L’équilibre des forces entre exchanges centralisés et décentralisés n’a jamais été aussi instable. Et l’affaire Hyperliquid pourrait bien précipiter un changement de paradigme. Début avril, un piratage sophistiqué sur la plateforme décentralisée Hyperliquid a permis à une baleine anonyme d’empocher plus de 6,2 millions de dollars grâce à des mécanismes de liquidation détournés. Ce scandale révèle les failles structurelles des DEX les plus innovants, tout en ravivant les tensions entre acteurs centralisés et décentralisés du marché crypto.
Retour sur le contournement de la mécanique de liquidation d’Hyperliquid
Selon une analyse post-mortem publiée par la société d’analyse Arkham, l’auteur du piratage crypto a mis en œuvre une stratégie millimétrée. En effet, il a ouvert simultanément deux positions longues de 2,15 millions $ et 1,9 million $, puis une position courte de 4,1 millions $ sur le memecoin Jelly my Jelly (JELLY). Ce jeu d’équilibre lui a permis de masquer l’ampleur de son coup, empêchant une liquidation immédiate lorsque le prix de JELLY a bondi de 400 %. Au lieu de cela, la position a été absorbée par le Hyperliquidity Provider Vault (HLP), un mécanisme interne censé garantir la liquidité dans les cas extrêmes.
La baleine anonyme détenait encore 10 % de l’offre totale du token après que la plateforme crypto a gelé et déréférencé le JELLY, en invoquant des « preuves d’activité de marché suspecte ». Cet exploit est survenu deux semaines après un autre incident impliquant un memecoin inspiré du Loup de Wall Street, qui avait lui aussi vu son prix s’effondrer de plus de 99 %, suite au lancement biaisé avec 80 % de tokens détenus par des insiders.
Menaces, tensions et centralisation : les dérives révélées par le scandale crypto
Au-delà des aspects techniques, le piratage met en lumière des fractures profondes dans l’écosystème crypto. Pour Bobby Ong, cofondateur de CoinGecko, la manœuvre autour de JELLY « a été la plus marquante, car nous avons vu Binance et OKX lister des contrats perpétuels sur le token, ce qui a suscité des accusations de coordination d’une attaque contre Hyperliquid. ». Toutefois, le véritable point de rupture pourrait bien être la gestion post-crise de l’affaire.
Ryan Lee, analyste chez Bitget Research, souligne que l’intervention d’Hyperliquid, bien que présentée comme un acte de protection des utilisateurs, a été perçue comme trop centralisée. Il précise que : « L’intervention d’Hyperliquid – critiquée comme centralisée malgré son ethos décentralisé – pourrait rendre les investisseurs méfiants envers des plateformes similaires. » Autrement dit, la promesse d’une finance sans autorité centrale vacille à chaque décision prise en urgence.

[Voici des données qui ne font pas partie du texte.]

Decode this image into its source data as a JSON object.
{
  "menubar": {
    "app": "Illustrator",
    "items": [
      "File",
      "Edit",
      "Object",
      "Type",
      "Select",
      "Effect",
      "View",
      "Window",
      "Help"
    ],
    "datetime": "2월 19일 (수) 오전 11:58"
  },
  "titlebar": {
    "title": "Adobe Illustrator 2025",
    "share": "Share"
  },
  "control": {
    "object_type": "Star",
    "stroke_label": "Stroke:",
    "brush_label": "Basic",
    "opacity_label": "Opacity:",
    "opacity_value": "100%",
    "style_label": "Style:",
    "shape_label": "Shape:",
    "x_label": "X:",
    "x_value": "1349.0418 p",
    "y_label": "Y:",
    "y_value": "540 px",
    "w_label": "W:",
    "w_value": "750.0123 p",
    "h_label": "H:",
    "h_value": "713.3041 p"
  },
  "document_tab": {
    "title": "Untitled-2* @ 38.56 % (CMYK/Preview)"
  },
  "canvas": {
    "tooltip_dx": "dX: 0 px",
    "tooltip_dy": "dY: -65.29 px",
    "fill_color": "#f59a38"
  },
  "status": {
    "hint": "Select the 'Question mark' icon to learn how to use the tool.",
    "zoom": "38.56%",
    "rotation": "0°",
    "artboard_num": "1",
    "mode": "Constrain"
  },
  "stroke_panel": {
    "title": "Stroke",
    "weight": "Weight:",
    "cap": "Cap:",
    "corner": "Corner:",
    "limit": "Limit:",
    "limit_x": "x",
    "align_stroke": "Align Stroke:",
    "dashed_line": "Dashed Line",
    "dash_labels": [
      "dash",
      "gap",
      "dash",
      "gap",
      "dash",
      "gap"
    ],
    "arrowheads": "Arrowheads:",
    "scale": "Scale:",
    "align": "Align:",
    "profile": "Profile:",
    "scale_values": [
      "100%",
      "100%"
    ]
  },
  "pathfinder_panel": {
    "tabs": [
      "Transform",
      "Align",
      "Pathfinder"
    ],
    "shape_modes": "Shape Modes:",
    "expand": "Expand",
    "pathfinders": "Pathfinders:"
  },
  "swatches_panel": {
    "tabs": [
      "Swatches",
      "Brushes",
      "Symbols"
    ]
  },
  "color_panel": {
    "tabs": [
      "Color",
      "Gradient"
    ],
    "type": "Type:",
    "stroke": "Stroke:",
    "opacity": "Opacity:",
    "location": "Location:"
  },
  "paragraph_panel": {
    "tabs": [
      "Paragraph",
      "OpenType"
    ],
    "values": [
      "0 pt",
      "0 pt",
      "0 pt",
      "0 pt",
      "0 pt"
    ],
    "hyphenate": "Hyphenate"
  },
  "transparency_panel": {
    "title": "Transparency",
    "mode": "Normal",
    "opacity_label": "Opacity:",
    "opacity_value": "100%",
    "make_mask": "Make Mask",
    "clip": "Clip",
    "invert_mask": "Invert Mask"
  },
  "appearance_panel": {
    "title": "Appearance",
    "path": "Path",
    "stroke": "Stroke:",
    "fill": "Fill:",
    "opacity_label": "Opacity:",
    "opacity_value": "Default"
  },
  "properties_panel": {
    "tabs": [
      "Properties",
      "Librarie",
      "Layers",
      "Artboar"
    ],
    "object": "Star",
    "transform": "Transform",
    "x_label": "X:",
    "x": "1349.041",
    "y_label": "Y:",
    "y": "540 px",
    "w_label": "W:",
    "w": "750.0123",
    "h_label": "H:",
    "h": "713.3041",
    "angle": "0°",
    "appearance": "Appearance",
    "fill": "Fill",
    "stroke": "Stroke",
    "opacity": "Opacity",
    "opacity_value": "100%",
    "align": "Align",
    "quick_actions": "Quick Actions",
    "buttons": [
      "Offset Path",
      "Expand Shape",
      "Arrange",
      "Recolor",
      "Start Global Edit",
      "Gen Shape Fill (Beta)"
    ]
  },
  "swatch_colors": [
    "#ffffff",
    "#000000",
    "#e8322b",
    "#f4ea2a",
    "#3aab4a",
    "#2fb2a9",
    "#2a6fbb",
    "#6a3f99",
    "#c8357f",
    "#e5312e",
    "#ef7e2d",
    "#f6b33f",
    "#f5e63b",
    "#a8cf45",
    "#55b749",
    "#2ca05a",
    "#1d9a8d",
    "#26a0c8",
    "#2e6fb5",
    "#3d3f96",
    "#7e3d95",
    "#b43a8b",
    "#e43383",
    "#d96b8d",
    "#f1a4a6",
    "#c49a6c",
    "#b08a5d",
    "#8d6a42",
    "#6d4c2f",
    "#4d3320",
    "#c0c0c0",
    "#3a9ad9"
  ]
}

Cet incident rappelle une vérité inconfortable : les DEX les plus avancés, souvent présentés comme des alternatives transparentes et résilientes, peuvent eux aussi adopter des comportements autoritaires sous pression. Et si la confiance dans les infrastructures vacille, les utilisateurs crypto, qu’ils soient traders professionnels ou particuliers, pourraient se détourner durablement de ces solutions. Reste à voir si la décentralisation survivra à son propre paradoxe.